Throughout this process, a gradual institutionalization of a set of social practices, with a set of behavioral norms, designated roles, and a more or less distinctly defined geography will emerge – and create, for want of a better word, a genre. However, this is not fixed, and the unfixedness, and possibility for unfixing, is part of what makes it possible to continue the dynamic exchange between what is outside and inside the precarious boundaries set up, i.e. everything in society at large that shares contingency with the stage or the text. These processes of dynamic exchange, of cultural transactions, are how
“great works of art are empowered,”
and whereby the
“social energy initially encoded in those works”
make them so powerful for us today.
Empowerment
As we have discussed above, one of the main endeavours of Greenblatt’s is to objectively describe this process of empowerment. And this is a salient point in his essay, and one that he does not argue convincingly. As Greenblatt says, nothing is really taken, only signified, represented, on stage – but the critical question is still how this is successfully done, to encode life, enchantment, social energy, into a text.
What is social energy?
Power, charisma, sexual excitement, collective dreams, wonder, desire, anxiety, religious awe, free-floating intensities of experience … everything produced by the society can circulate unless it is deliberately excluded from circulation.
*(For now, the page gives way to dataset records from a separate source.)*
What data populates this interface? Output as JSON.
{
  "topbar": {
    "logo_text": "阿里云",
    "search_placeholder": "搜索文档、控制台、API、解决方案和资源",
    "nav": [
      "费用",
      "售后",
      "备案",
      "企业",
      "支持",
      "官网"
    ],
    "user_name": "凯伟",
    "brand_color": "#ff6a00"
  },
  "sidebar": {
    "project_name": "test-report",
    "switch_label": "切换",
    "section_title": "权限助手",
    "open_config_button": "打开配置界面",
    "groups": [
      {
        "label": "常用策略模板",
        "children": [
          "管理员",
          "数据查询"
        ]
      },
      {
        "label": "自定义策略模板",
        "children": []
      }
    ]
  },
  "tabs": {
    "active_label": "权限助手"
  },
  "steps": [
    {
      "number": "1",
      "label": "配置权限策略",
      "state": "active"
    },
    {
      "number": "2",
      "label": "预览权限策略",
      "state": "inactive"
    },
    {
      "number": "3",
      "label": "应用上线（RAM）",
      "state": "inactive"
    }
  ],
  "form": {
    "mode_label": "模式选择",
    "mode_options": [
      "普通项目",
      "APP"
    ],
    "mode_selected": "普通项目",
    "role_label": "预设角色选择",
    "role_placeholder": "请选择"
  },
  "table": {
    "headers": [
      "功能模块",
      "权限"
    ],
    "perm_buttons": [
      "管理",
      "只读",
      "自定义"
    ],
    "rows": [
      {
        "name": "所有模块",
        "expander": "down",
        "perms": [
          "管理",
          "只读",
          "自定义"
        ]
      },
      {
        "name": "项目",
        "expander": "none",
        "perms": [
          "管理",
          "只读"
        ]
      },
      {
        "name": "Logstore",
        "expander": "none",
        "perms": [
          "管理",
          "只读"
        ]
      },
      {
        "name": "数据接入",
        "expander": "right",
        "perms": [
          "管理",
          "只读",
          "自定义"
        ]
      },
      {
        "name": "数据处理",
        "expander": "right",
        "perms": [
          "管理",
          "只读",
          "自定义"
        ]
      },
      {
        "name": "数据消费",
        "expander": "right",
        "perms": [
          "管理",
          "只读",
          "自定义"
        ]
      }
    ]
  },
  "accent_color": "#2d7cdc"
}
The successful encoding of some or all of these elements in a text or play would enchant it, and, in some cases, make us able to “speak with the dead.” But what makes it successfully done? What about the composition (or indeed, co-positioning) of all these different and various representational elements, all these artifacts? The success would depend in large part on how expertly, accurately, importantly, interestingly, significantly, this is done – and further, how significantly this is perceived to be (done) by the audience – for the work to amass the necessary social energy to be imbued with the right amount needed for a work to
“generate the illusions of life for centuries.”
There might not exist an “expressive essence”that can be singled out or identified, but that does not mean that there cannot be an organizer of expressions. This may also be a beginning to an answer to why some plays survive across the centuries, whereas others are forgotten – despite being conceived in the same cultural context, with the same kinds of social energy floating about.
Conclusion
Based on the above discussed points from Stephen Greenbalt's theory The Circulation of Social Energy, it can be said that the circulation of social energy is an important part of any well structured society.